A ouvidora-geral Maria Hermínia também aponta mudanças que devem ocorrer para que se crie um ambiente favorável às denúncias na Universidade. Em sua opinião, as autoridades da USP devem mostrar que “não toleram o intolerável”, o que, segundo ela, está sendo feito com a reformulação da CDH, com uma política de segurança mais consistente, com campanhas nos campi e com a criação do Escritório USP Mulher (leia texto ao lado).
 
Além disso, acrescenta a ouvidora-geral, deve haver condições para que a vítima faça a denúncia com segurança. “A USP tem que implantar um protocolo de procedimentos básicos: feita a denúncia, a vítima tem que ser orientada a fazer exame num hospital, a fazer denúncia na Polícia e a pedir abertura de sindicância na unidade.” Maria Hermínia também acredita que a USP deveria ter um serviço de acolhimento a vítimas de violência de todos os tipos.
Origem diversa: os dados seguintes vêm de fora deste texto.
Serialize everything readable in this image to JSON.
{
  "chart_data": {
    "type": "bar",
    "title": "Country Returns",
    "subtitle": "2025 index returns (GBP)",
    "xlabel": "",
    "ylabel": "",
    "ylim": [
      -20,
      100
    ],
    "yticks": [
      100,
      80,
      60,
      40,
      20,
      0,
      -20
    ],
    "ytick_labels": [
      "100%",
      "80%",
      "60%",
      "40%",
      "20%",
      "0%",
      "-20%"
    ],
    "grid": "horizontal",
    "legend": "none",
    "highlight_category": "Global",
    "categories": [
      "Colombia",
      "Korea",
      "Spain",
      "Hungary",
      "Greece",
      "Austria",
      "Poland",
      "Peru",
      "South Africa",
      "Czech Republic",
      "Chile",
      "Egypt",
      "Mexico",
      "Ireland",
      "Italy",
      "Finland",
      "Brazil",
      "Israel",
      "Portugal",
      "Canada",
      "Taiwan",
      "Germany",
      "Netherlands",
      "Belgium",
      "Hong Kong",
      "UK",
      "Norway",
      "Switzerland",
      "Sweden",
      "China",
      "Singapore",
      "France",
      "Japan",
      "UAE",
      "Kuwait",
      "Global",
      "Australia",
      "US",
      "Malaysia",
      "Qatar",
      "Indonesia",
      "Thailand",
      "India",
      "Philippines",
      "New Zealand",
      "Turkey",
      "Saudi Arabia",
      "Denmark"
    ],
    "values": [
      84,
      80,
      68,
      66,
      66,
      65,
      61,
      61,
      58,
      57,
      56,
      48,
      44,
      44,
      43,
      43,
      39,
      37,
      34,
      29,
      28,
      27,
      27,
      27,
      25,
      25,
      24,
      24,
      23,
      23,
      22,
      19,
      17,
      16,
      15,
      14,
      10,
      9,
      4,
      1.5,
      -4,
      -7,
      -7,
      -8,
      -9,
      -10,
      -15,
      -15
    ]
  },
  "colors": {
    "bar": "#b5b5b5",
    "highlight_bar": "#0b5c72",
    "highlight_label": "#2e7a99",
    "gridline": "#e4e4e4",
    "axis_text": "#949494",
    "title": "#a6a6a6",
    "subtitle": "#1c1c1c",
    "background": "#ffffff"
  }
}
O Jornal da USP não conseguiu entrevistar representantes da Associação dos Docentes da USP (Adusp) sobre os casos de violação de direitos humanos na USP. A edição de dezembro passado da Revista Adusp traz um panorama das denúncias e sindicâncias envolvendo a Faculdade de Medicina da USP. A notícia mais recente sobre esses fatos foi publicada no site da revista Veja, no início de fevereiro, e fala sobre a participação do Show Medicina na recepção aos calouros.
Sindicâncias

As denúncias de violação de direitos humanos na USP e em outras universidades, surgidas a partir de 2013, fizeram com que a Assembleia Legislativa do Estado de São Paulo (Alesp) instaurasse uma Comissão Parlamentar de Inquérito (CPI).
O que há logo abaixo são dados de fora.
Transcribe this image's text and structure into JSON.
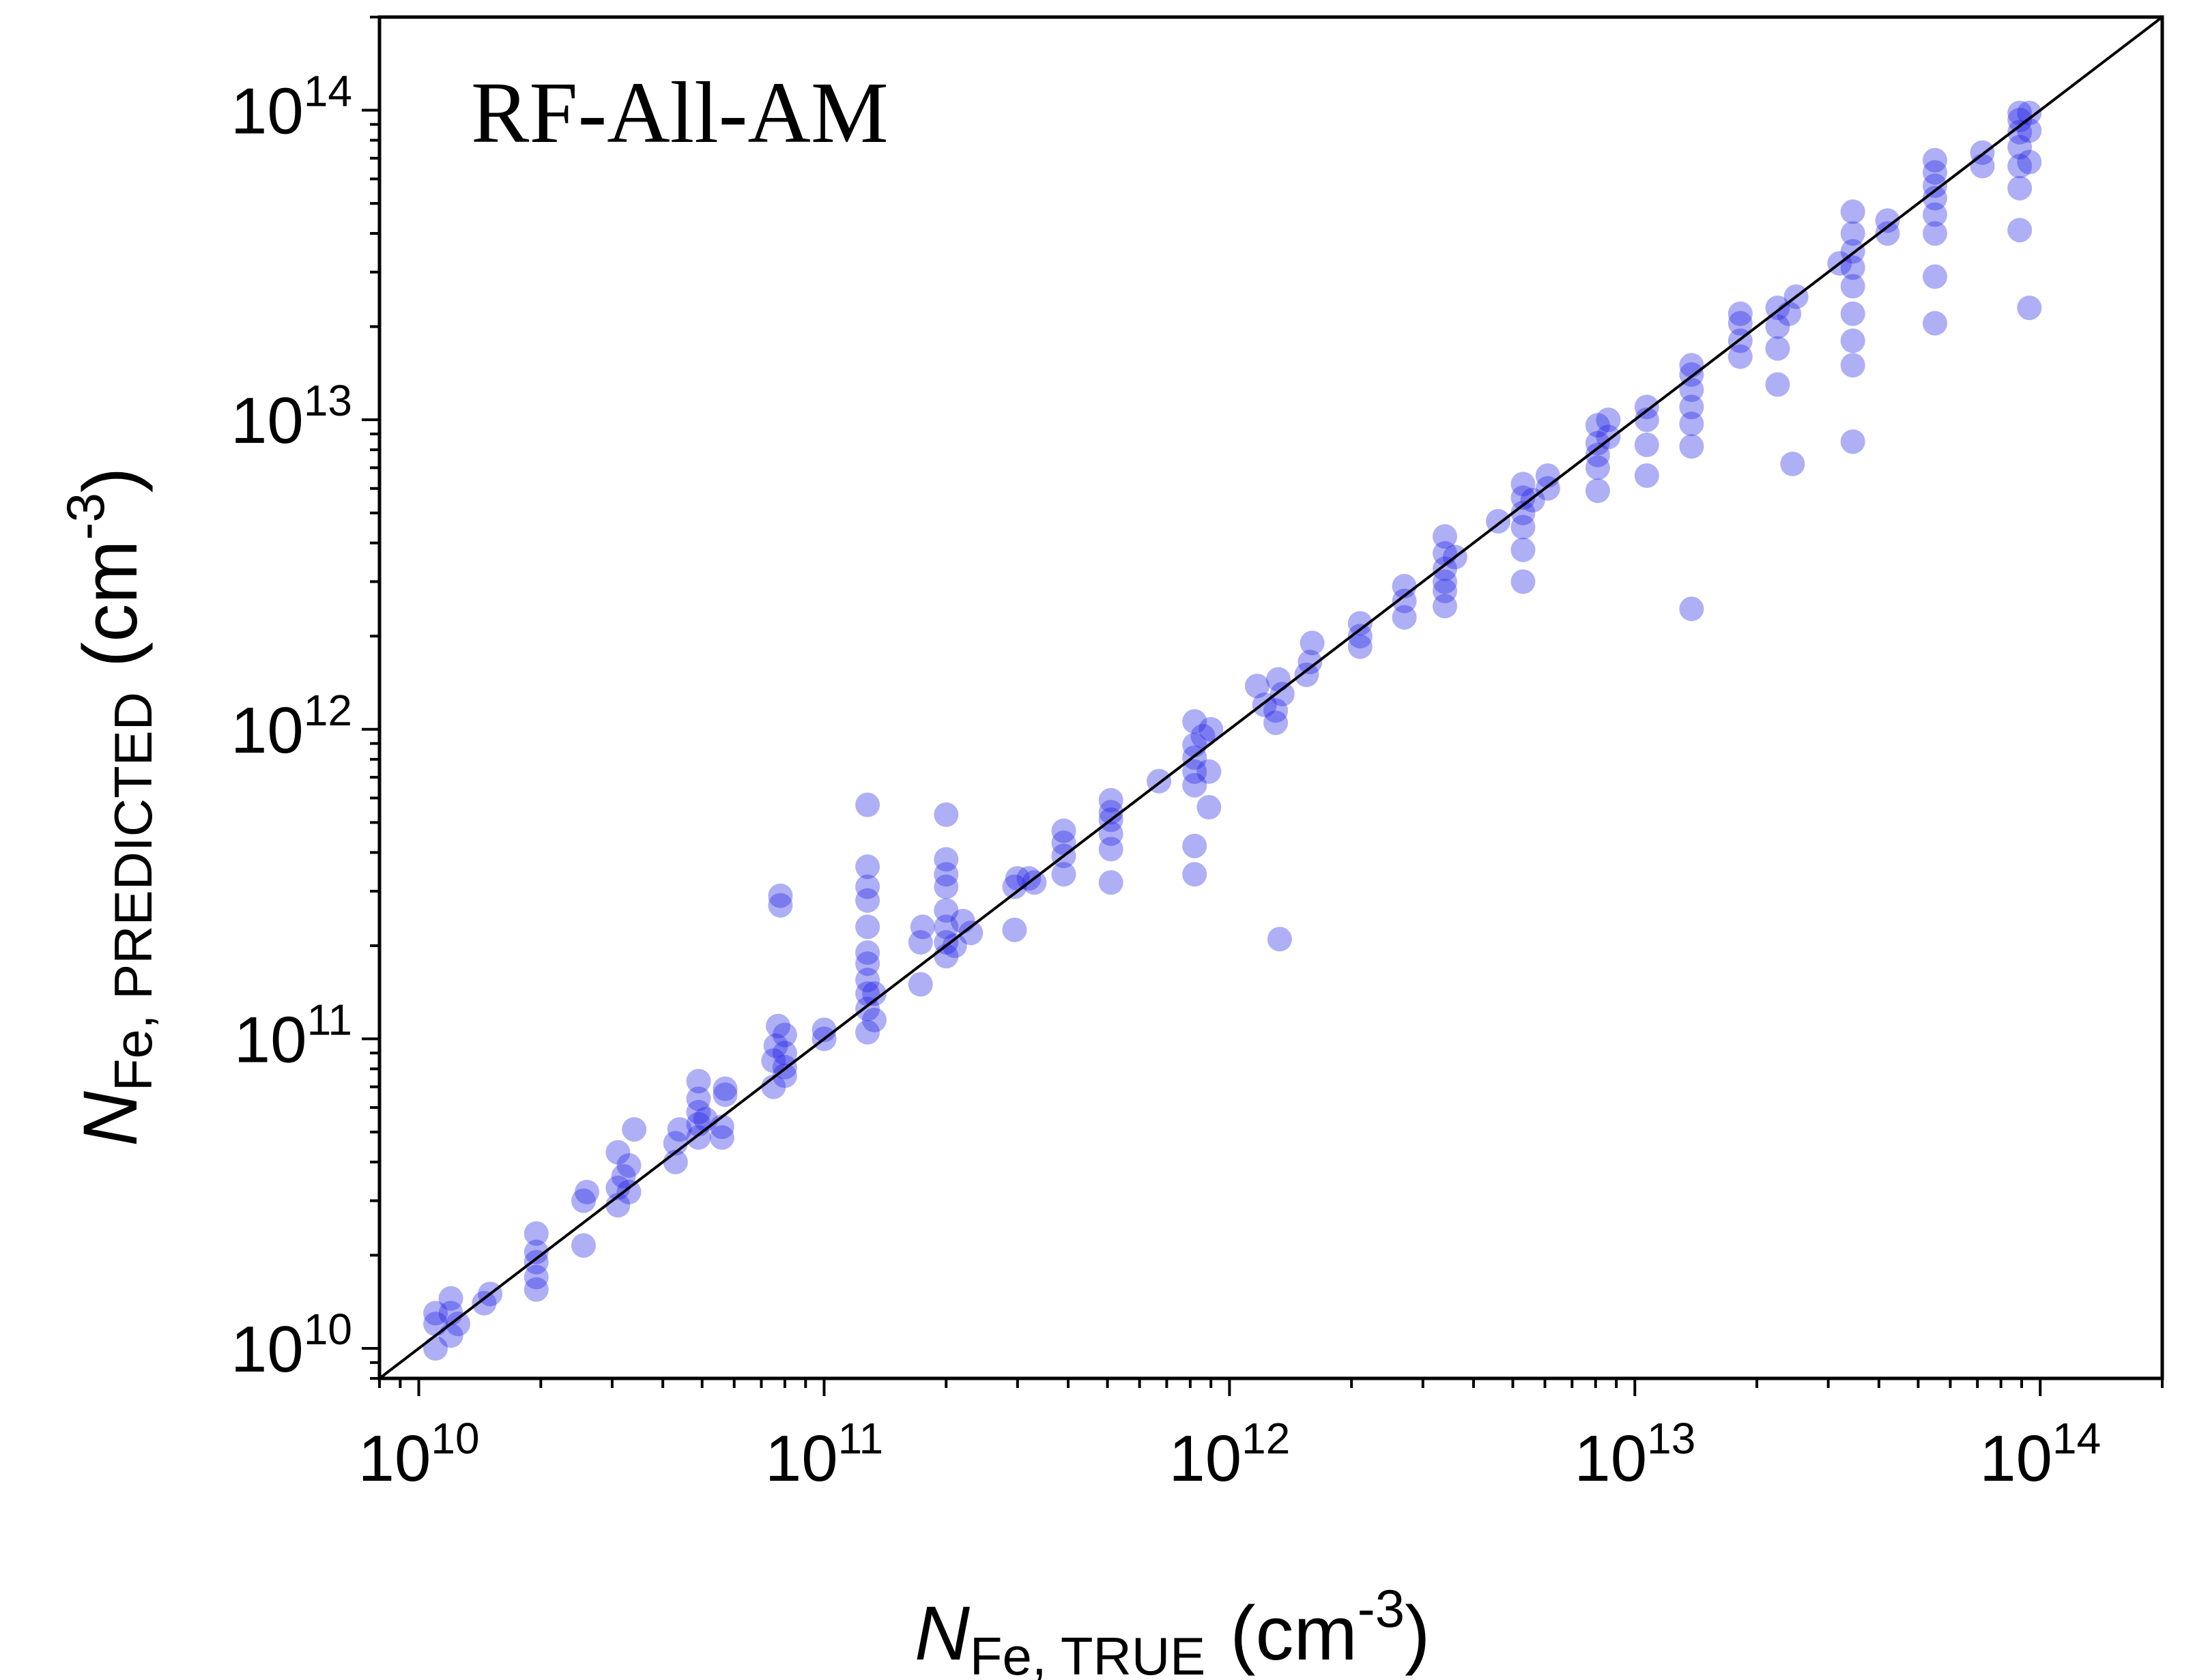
{
  "chart_data": {
    "type": "scatter",
    "title": "RF-All-AM",
    "xlabel": {
      "symbol": "N",
      "subscript": "Fe, TRUE",
      "unit": "(cm",
      "unit_exp": "-3",
      "unit_close": ")"
    },
    "ylabel": {
      "symbol": "N",
      "subscript": "Fe, PREDICTED",
      "unit": "(cm",
      "unit_exp": "-3",
      "unit_close": ")"
    },
    "x_scale": "log",
    "y_scale": "log",
    "xlim": [
      8000000000.0,
      200000000000000.0
    ],
    "ylim": [
      8000000000.0,
      200000000000000.0
    ],
    "x_ticks": [
      {
        "base": "10",
        "exp": "10",
        "value": 10000000000.0
      },
      {
        "base": "10",
        "exp": "11",
        "value": 100000000000.0
      },
      {
        "base": "10",
        "exp": "12",
        "value": 1000000000000.0
      },
      {
        "base": "10",
        "exp": "13",
        "value": 10000000000000.0
      },
      {
        "base": "10",
        "exp": "14",
        "value": 100000000000000.0
      }
    ],
    "y_ticks": [
      {
        "base": "10",
        "exp": "10",
        "value": 10000000000.0
      },
      {
        "base": "10",
        "exp": "11",
        "value": 100000000000.0
      },
      {
        "base": "10",
        "exp": "12",
        "value": 1000000000000.0
      },
      {
        "base": "10",
        "exp": "13",
        "value": 10000000000000.0
      },
      {
        "base": "10",
        "exp": "14",
        "value": 100000000000000.0
      }
    ],
    "reference_line": "y = x",
    "grid": false,
    "marker_color": "#1a1ae6",
    "line_color": "#000000",
    "points": [
      [
        11000000000.0,
        10000000000.0
      ],
      [
        11000000000.0,
        12000000000.0
      ],
      [
        11000000000.0,
        13000000000.0
      ],
      [
        12000000000.0,
        11000000000.0
      ],
      [
        12000000000.0,
        13000000000.0
      ],
      [
        12000000000.0,
        14500000000.0
      ],
      [
        12500000000.0,
        12000000000.0
      ],
      [
        14500000000.0,
        14000000000.0
      ],
      [
        15000000000.0,
        15000000000.0
      ],
      [
        19500000000.0,
        15500000000.0
      ],
      [
        19500000000.0,
        17000000000.0
      ],
      [
        19500000000.0,
        19000000000.0
      ],
      [
        19500000000.0,
        20500000000.0
      ],
      [
        19500000000.0,
        23500000000.0
      ],
      [
        25500000000.0,
        21500000000.0
      ],
      [
        25500000000.0,
        30000000000.0
      ],
      [
        26000000000.0,
        32000000000.0
      ],
      [
        31000000000.0,
        29000000000.0
      ],
      [
        31000000000.0,
        33000000000.0
      ],
      [
        32000000000.0,
        36000000000.0
      ],
      [
        31000000000.0,
        43000000000.0
      ],
      [
        33000000000.0,
        39000000000.0
      ],
      [
        34000000000.0,
        51000000000.0
      ],
      [
        33000000000.0,
        32000000000.0
      ],
      [
        43000000000.0,
        40000000000.0
      ],
      [
        43000000000.0,
        46000000000.0
      ],
      [
        44000000000.0,
        51000000000.0
      ],
      [
        49000000000.0,
        48000000000.0
      ],
      [
        49000000000.0,
        53000000000.0
      ],
      [
        49000000000.0,
        58000000000.0
      ],
      [
        49000000000.0,
        64000000000.0
      ],
      [
        49000000000.0,
        73000000000.0
      ],
      [
        51000000000.0,
        55000000000.0
      ],
      [
        56000000000.0,
        48000000000.0
      ],
      [
        56000000000.0,
        52000000000.0
      ],
      [
        57000000000.0,
        66000000000.0
      ],
      [
        57000000000.0,
        69000000000.0
      ],
      [
        75000000000.0,
        70000000000.0
      ],
      [
        75000000000.0,
        85000000000.0
      ],
      [
        76000000000.0,
        95000000000.0
      ],
      [
        77000000000.0,
        110000000000.0
      ],
      [
        78000000000.0,
        290000000000.0
      ],
      [
        78000000000.0,
        270000000000.0
      ],
      [
        80000000000.0,
        76000000000.0
      ],
      [
        80000000000.0,
        81000000000.0
      ],
      [
        80000000000.0,
        103000000000.0
      ],
      [
        80000000000.0,
        90000000000.0
      ],
      [
        100000000000.0,
        100000000000.0
      ],
      [
        100000000000.0,
        107000000000.0
      ],
      [
        128000000000.0,
        105000000000.0
      ],
      [
        128000000000.0,
        125000000000.0
      ],
      [
        128000000000.0,
        140000000000.0
      ],
      [
        128000000000.0,
        155000000000.0
      ],
      [
        128000000000.0,
        175000000000.0
      ],
      [
        128000000000.0,
        190000000000.0
      ],
      [
        128000000000.0,
        230000000000.0
      ],
      [
        128000000000.0,
        280000000000.0
      ],
      [
        128000000000.0,
        310000000000.0
      ],
      [
        128000000000.0,
        360000000000.0
      ],
      [
        128000000000.0,
        570000000000.0
      ],
      [
        133000000000.0,
        115000000000.0
      ],
      [
        133000000000.0,
        140000000000.0
      ],
      [
        173000000000.0,
        150000000000.0
      ],
      [
        173000000000.0,
        205000000000.0
      ],
      [
        175000000000.0,
        230000000000.0
      ],
      [
        200000000000.0,
        185000000000.0
      ],
      [
        200000000000.0,
        205000000000.0
      ],
      [
        200000000000.0,
        230000000000.0
      ],
      [
        200000000000.0,
        260000000000.0
      ],
      [
        200000000000.0,
        310000000000.0
      ],
      [
        200000000000.0,
        340000000000.0
      ],
      [
        200000000000.0,
        380000000000.0
      ],
      [
        200000000000.0,
        530000000000.0
      ],
      [
        210000000000.0,
        200000000000.0
      ],
      [
        220000000000.0,
        240000000000.0
      ],
      [
        230000000000.0,
        220000000000.0
      ],
      [
        295000000000.0,
        225000000000.0
      ],
      [
        295000000000.0,
        310000000000.0
      ],
      [
        300000000000.0,
        330000000000.0
      ],
      [
        320000000000.0,
        330000000000.0
      ],
      [
        330000000000.0,
        320000000000.0
      ],
      [
        390000000000.0,
        340000000000.0
      ],
      [
        390000000000.0,
        390000000000.0
      ],
      [
        390000000000.0,
        430000000000.0
      ],
      [
        390000000000.0,
        470000000000.0
      ],
      [
        510000000000.0,
        320000000000.0
      ],
      [
        510000000000.0,
        410000000000.0
      ],
      [
        510000000000.0,
        460000000000.0
      ],
      [
        510000000000.0,
        510000000000.0
      ],
      [
        510000000000.0,
        540000000000.0
      ],
      [
        510000000000.0,
        590000000000.0
      ],
      [
        670000000000.0,
        680000000000.0
      ],
      [
        820000000000.0,
        340000000000.0
      ],
      [
        820000000000.0,
        420000000000.0
      ],
      [
        820000000000.0,
        660000000000.0
      ],
      [
        820000000000.0,
        730000000000.0
      ],
      [
        820000000000.0,
        810000000000.0
      ],
      [
        820000000000.0,
        890000000000.0
      ],
      [
        820000000000.0,
        1060000000000.0
      ],
      [
        860000000000.0,
        950000000000.0
      ],
      [
        890000000000.0,
        560000000000.0
      ],
      [
        890000000000.0,
        730000000000.0
      ],
      [
        900000000000.0,
        1000000000000.0
      ],
      [
        1170000000000.0,
        1380000000000.0
      ],
      [
        1220000000000.0,
        1200000000000.0
      ],
      [
        1300000000000.0,
        1050000000000.0
      ],
      [
        1300000000000.0,
        1150000000000.0
      ],
      [
        1320000000000.0,
        1450000000000.0
      ],
      [
        1330000000000.0,
        210000000000.0
      ],
      [
        1350000000000.0,
        1300000000000.0
      ],
      [
        1550000000000.0,
        1500000000000.0
      ],
      [
        1580000000000.0,
        1650000000000.0
      ],
      [
        1600000000000.0,
        1900000000000.0
      ],
      [
        2100000000000.0,
        1850000000000.0
      ],
      [
        2100000000000.0,
        2000000000000.0
      ],
      [
        2100000000000.0,
        2200000000000.0
      ],
      [
        2700000000000.0,
        2300000000000.0
      ],
      [
        2700000000000.0,
        2600000000000.0
      ],
      [
        2700000000000.0,
        2900000000000.0
      ],
      [
        3400000000000.0,
        2500000000000.0
      ],
      [
        3400000000000.0,
        2800000000000.0
      ],
      [
        3400000000000.0,
        3000000000000.0
      ],
      [
        3400000000000.0,
        3300000000000.0
      ],
      [
        3400000000000.0,
        3700000000000.0
      ],
      [
        3400000000000.0,
        4200000000000.0
      ],
      [
        3600000000000.0,
        3600000000000.0
      ],
      [
        4600000000000.0,
        4700000000000.0
      ],
      [
        5300000000000.0,
        3000000000000.0
      ],
      [
        5300000000000.0,
        3800000000000.0
      ],
      [
        5300000000000.0,
        4500000000000.0
      ],
      [
        5300000000000.0,
        5000000000000.0
      ],
      [
        5300000000000.0,
        5600000000000.0
      ],
      [
        5300000000000.0,
        6200000000000.0
      ],
      [
        5600000000000.0,
        5500000000000.0
      ],
      [
        6100000000000.0,
        6000000000000.0
      ],
      [
        6100000000000.0,
        6600000000000.0
      ],
      [
        8100000000000.0,
        5900000000000.0
      ],
      [
        8100000000000.0,
        7000000000000.0
      ],
      [
        8100000000000.0,
        7700000000000.0
      ],
      [
        8100000000000.0,
        8400000000000.0
      ],
      [
        8100000000000.0,
        9600000000000.0
      ],
      [
        8600000000000.0,
        8800000000000.0
      ],
      [
        8600000000000.0,
        10000000000000.0
      ],
      [
        10700000000000.0,
        6600000000000.0
      ],
      [
        10700000000000.0,
        8300000000000.0
      ],
      [
        10700000000000.0,
        10000000000000.0
      ],
      [
        10700000000000.0,
        11000000000000.0
      ],
      [
        13800000000000.0,
        8200000000000.0
      ],
      [
        13800000000000.0,
        9700000000000.0
      ],
      [
        13800000000000.0,
        11000000000000.0
      ],
      [
        13800000000000.0,
        12500000000000.0
      ],
      [
        13800000000000.0,
        14000000000000.0
      ],
      [
        13800000000000.0,
        15000000000000.0
      ],
      [
        13800000000000.0,
        2450000000000.0
      ],
      [
        18200000000000.0,
        16000000000000.0
      ],
      [
        18200000000000.0,
        18000000000000.0
      ],
      [
        18200000000000.0,
        20500000000000.0
      ],
      [
        18200000000000.0,
        22000000000000.0
      ],
      [
        22500000000000.0,
        13000000000000.0
      ],
      [
        22500000000000.0,
        17000000000000.0
      ],
      [
        22500000000000.0,
        20000000000000.0
      ],
      [
        22500000000000.0,
        23000000000000.0
      ],
      [
        24000000000000.0,
        22000000000000.0
      ],
      [
        24500000000000.0,
        7200000000000.0
      ],
      [
        25000000000000.0,
        25000000000000.0
      ],
      [
        32000000000000.0,
        32000000000000.0
      ],
      [
        34500000000000.0,
        8500000000000.0
      ],
      [
        34500000000000.0,
        15000000000000.0
      ],
      [
        34500000000000.0,
        18000000000000.0
      ],
      [
        34500000000000.0,
        22000000000000.0
      ],
      [
        34500000000000.0,
        27000000000000.0
      ],
      [
        34500000000000.0,
        31000000000000.0
      ],
      [
        34500000000000.0,
        35000000000000.0
      ],
      [
        34500000000000.0,
        40000000000000.0
      ],
      [
        34500000000000.0,
        47000000000000.0
      ],
      [
        42000000000000.0,
        40000000000000.0
      ],
      [
        42000000000000.0,
        44000000000000.0
      ],
      [
        55000000000000.0,
        20500000000000.0
      ],
      [
        55000000000000.0,
        29000000000000.0
      ],
      [
        55000000000000.0,
        40000000000000.0
      ],
      [
        55000000000000.0,
        46000000000000.0
      ],
      [
        55000000000000.0,
        52000000000000.0
      ],
      [
        55000000000000.0,
        57000000000000.0
      ],
      [
        55000000000000.0,
        63000000000000.0
      ],
      [
        55000000000000.0,
        69000000000000.0
      ],
      [
        72000000000000.0,
        66000000000000.0
      ],
      [
        72000000000000.0,
        73000000000000.0
      ],
      [
        89000000000000.0,
        41000000000000.0
      ],
      [
        89000000000000.0,
        56000000000000.0
      ],
      [
        89000000000000.0,
        66000000000000.0
      ],
      [
        89000000000000.0,
        76000000000000.0
      ],
      [
        89000000000000.0,
        85000000000000.0
      ],
      [
        89000000000000.0,
        93000000000000.0
      ],
      [
        89000000000000.0,
        98000000000000.0
      ],
      [
        94000000000000.0,
        23000000000000.0
      ],
      [
        94000000000000.0,
        68000000000000.0
      ],
      [
        94000000000000.0,
        86000000000000.0
      ],
      [
        94000000000000.0,
        98000000000000.0
      ]
    ]
  }
}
Casos de violência, constrangimentos e humilhações na recepção aos calouros da USP relatados à CPI motivaram a abertura de sindicâncias na Universidade e levaram a USP a promover mudanças em sua estrutura, a fim de receber e apurar denúncias desse tipo.
 
A Comissão de Direitos Humanos (CDH) da USP sofreu alterações no fim de 2014 e, entre outros encargos, passou a supervisionar as ações dos diferentes órgãos, a fim de garantir o respeito e a promoção dos direitos individuais e sociais na USP. A CDH é comunicada de todas as denúncias de violação de direitos humanos que chegam à Ouvidoria Geral, à Comissão de Ética e à Superintendência de Segurança.
A USP não possui o poder de investigar ou processar judicialmente, mas pode abrir sindicâncias que resultem em processos disciplinares e administrativos, com medidas como o desligamento do agressor. As denúncias são feitas às unidades a que a vítima está ligada (leia o texto ao lado).
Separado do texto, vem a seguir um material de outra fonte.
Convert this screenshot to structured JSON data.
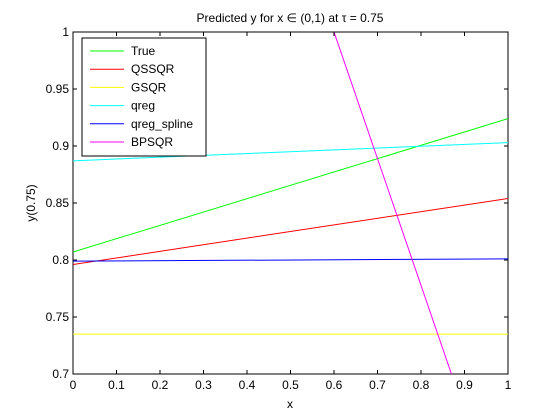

Em setembro de 2015, o governo do estado de São Paulo promulgou a lei 15.892/15, que proíbe o trote nas escolas da rede pública do estado, em qualquer nível de ensino. Na USP, o trote é oficialmente proibido desde 1999, quando a Universidade passou a intensificar as iniciativas para a formação de um ambiente acolhedor aos ingressantes.